The only problem I see with this support is that it’s not large enough to support full growing cucumber plants. They would still need a trellis upon which to grow or they’ll spill over into the yard.
Utilizing one of your beds for cucumbers would be ideal for them. Plant the seeds in the back 4 square feet of your bed. Most varieties come with instructions to plant 3 or 4 seeds in a little mound, 18″ apart. This translates to a square foot garden in one of two ways. Utilizing the back two rows of square feet, plant 3 or 4 seeds in the middle of each 4 sq. ft. square. Or, you can plant one seed per square foot in the last row only. They need plenty of room for the roots to grow, so don’t crowd them. Cucumbers like peppers, which would be good planted in the squares just South of the cucumbers. In the front row plant herbs or lettuce or radishes or carrots.
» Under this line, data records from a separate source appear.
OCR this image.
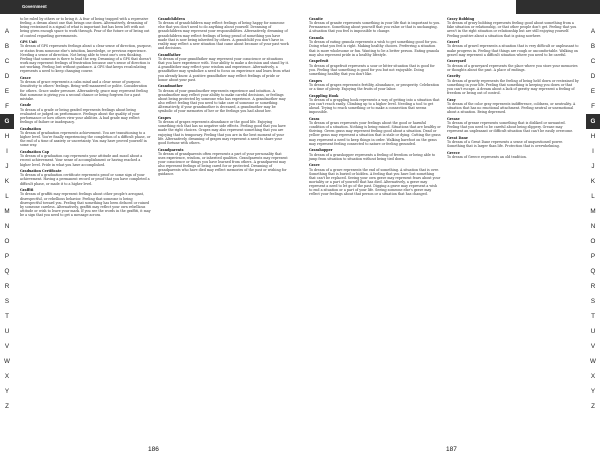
Government
A
B
C
D
E
F
G
H
I
J
K
L
M
N
O
P
Q
R
S
T
U
V
W
X
Y
Z
A
B
C
D
E
F
G
H
I
J
K
L
M
N
O
P
Q
R
S
T
U
V
W
X
Y
Z
to be ruled by others or to bring it. A fear of being trapped with a repressive feeling, a dream about one that brings one down. Alternatively, dreaming of being restrained is a signal of what is important but has been left with not being given enough space to work through. Fear of the future or of being out of control regarding governments.
GPS Unit
To dream of GPS represents feelings about a clear sense of direction, purpose, or status from someone else's intuition, knowledge, or previous experience. Needing a sense of direction. Not being able to trust one's own thinking. Feeling that someone is there to lead the way. Dreaming of a GPS that doesn't work may represent feelings of frustration because one's sense of direction is not working. Feeling lost without guidance. A GPS that keeps recalculating represents a need to keep changing course.
Grace
To dream of grace represents a calm mind and a clear sense of purpose. Sensitivity to others' feelings. Being well-mannered or polite. Consideration for others. Grace under pressure. Alternatively, grace may represent feeling that someone is giving you a second chance or being forgiven for a past mistake.
Grade
To dream of a grade or being graded represents feelings about being evaluated or judged on performance. Feelings about the quality of your performance or how others view your abilities. A bad grade may reflect feelings of failure or inadequacy.
Graduation
To dream of graduation represents achievement. You are transitioning to a higher level. You're finally experiencing the completion of a difficult phase, or the end of a time of anxiety or uncertainty. You may have proved yourself in some way.
Graduation Cap
To dream of a graduation cap represents your attitude and mood about a recent achievement. Your sense of accomplishment or having reached a higher level. Pride in what you have accomplished.
Graduation Certificate
To dream of a graduation certificate represents proof or some sign of your achievement. Having a permanent record or proof that you have completed a difficult phase, or made it to a higher level.
Graffiti
To dream of graffiti may represent feelings about other people's arrogant, disrespectful, or rebellious behavior. Feeling that someone is being disrespectful toward you. Feeling that something has been defaced or ruined by someone careless. Alternatively, graffiti may reflect your own rebellious attitude or wish to leave your mark. If you see the words in the graffiti, it may be a sign that you need to get a message across.
Grandchildren
To dream of grandchildren may reflect feelings of being happy for someone else that you don't need to do anything about yourself. Dreaming of grandchildren may represent your responsibilities. Alternatively, dreaming of grandchildren may reflect feelings of being proud of something you have made that is now being inherited by others. A grandchild you don't have in reality may reflect a new situation that came about because of your past work and decisions.
Grandfather
To dream of your grandfather may represent your conscience or situations that you have experience with. Your ability to make a decision and stand by it. A grandfather may reflect your wisdom and experience. Alternatively, a grandfather may symbolize a need to focus on experience and learn from what you already know. A positive grandfather may reflect feelings of pride or honor about your past.
Grandmother
To dream of your grandmother represents experience and intuition. A grandmother may reflect your ability to make careful decisions, or feelings about being protected by someone who has experience. A grandmother may also reflect feeling that you need to take care of someone or something. Alternatively, if your grandmother is deceased, a grandmother may be symbolic of your memories of her or the feelings you had about her.
Grapes
To dream of grapes represents abundance or the good life. Enjoying something rich that has no negative side effects. Feeling good that you have made the right choices. Grapes may also represent something that you are enjoying that is temporary. Feeling that you are in the best moment of your life. Alternatively, dreaming of grapes may represent a need to share your good fortune with others.
Grandparents
To dream of grandparents often represents a part of your personality that uses experience, wisdom, or inherited qualities. Grandparents may represent your conscience or things you have learned from others. A grandparent may also represent feelings of being cared for or protected. Dreaming of grandparents who have died may reflect memories of the past or wishing for guidance.
Granite
To dream of granite represents something in your life that is important to you. Permanence. Something about yourself that you value or that is unchanging. A situation that you feel is impossible to change.
Granola
To dream of eating granola represents a wish to get something good for you. Doing what you feel is right. Making healthy choices. Preferring a situation that is more wholesome or fun. Wanting to be a better person. Eating granola may also represent pride in a healthy lifestyle.
Grapefruit
To dream of grapefruit represents a sour or bitter situation that is good for you. Feeling that something is good for you but not enjoyable. Doing something healthy that you don't like.
Grapes
To dream of grapes represents fertility, abundance, or prosperity. Celebration or a time of plenty. Enjoying the fruits of your labor.
Grappling Hook
To dream of a grappling hook represents a way of getting into a situation that you can't reach easily. Climbing up to a higher level. Needing a tool to get ahead. Trying to reach something or to make a connection that seems impossible.
Grass
To dream of grass represents your feelings about the good or harmful condition of a situation. Nothing is being ruined. Situations that are healthy or thriving. Green grass may represent feeling good about a situation. Dead or yellow grass may represent a situation that is stale or dying. Cutting the grass may represent a need to keep things in order. Walking barefoot on the grass may represent feeling connected to nature or feeling grounded.
Grasshopper
To dream of a grasshopper represents a feeling of freedom or being able to jump from situation to situation without being tied down.
Grave
To dream of a grave represents the end of something. A situation that is over. Something that is buried or hidden. A feeling that you have lost something that can't be replaced. Seeing your own grave may represent fears about your mortality or a part of yourself that has died. Alternatively, a grave may represent a need to let go of the past. Digging a grave may represent a wish to end a situation or a part of your life. Seeing someone else's grave may reflect your feelings about that person or a situation that has changed.
Gravy Bobbing
To dream of gravy bobbing represents feeling good about something from a fake situation or relationship, or that other people don't get. Feeling that you aren't in the right situation or relationship but are still enjoying yourself. Feeling positive about a situation that is going nowhere.
Gravel
To dream of gravel represents a situation that is very difficult or unpleasant to make progress in. Feeling that things are rough or uncomfortable. Walking on gravel may represent a difficult situation where you need to be careful.
Graveyard
To dream of a graveyard represents the place where you store your memories or thoughts about the past. A place of endings.
Gravity
To dream of gravity represents the feeling of being held down or restrained by something in your life. Feeling that something is keeping you down or that you can't escape. A dream about a lack of gravity may represent a feeling of freedom or being out of control.
Gray
To dream of the color gray represents indifference, coldness, or neutrality. A situation that has no emotional attachment. Feeling neutral or unemotional about a situation. Being depressed.
Grease
To dream of grease represents something that is disliked or unwanted. Feeling that you need to be careful about being slippery. Grease may represent an unpleasant or difficult situation that can't be easily overcome.
Great Dane
To dream of a Great Dane represents a sense of unquestioned power. Something that is larger than life. Protection that is overwhelming.
Greece
To dream of Greece represents an old tradition.
186	187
South Florida has a particularly nasty little beetle that has destroyed my vining crops in my past attempts to grow organically. I called the Broward County extension and spoke to the master gardener about this problem. My cukes, cantaloupe and squash were doing fine until one day the leaves got spotty, then turned into hairnets, then died. He recommended one spray that is the “closest thing to organic” insecticide that would work. It’s Bayer’s multi purpose spray and I now use it on the growing plants before they send out blossoms or fruit. If you do choose to use an insecticide of any kind, use it only at dusk so you don’t kill your bees. Bees are your friends, and their benefits will be discussed in a later blog. In the mean time, protect your bee population by never spraying in the mornings especially when they’re gathering nectar. If you kill your bees, you will have no cucumbers unless you pollinate them yourself.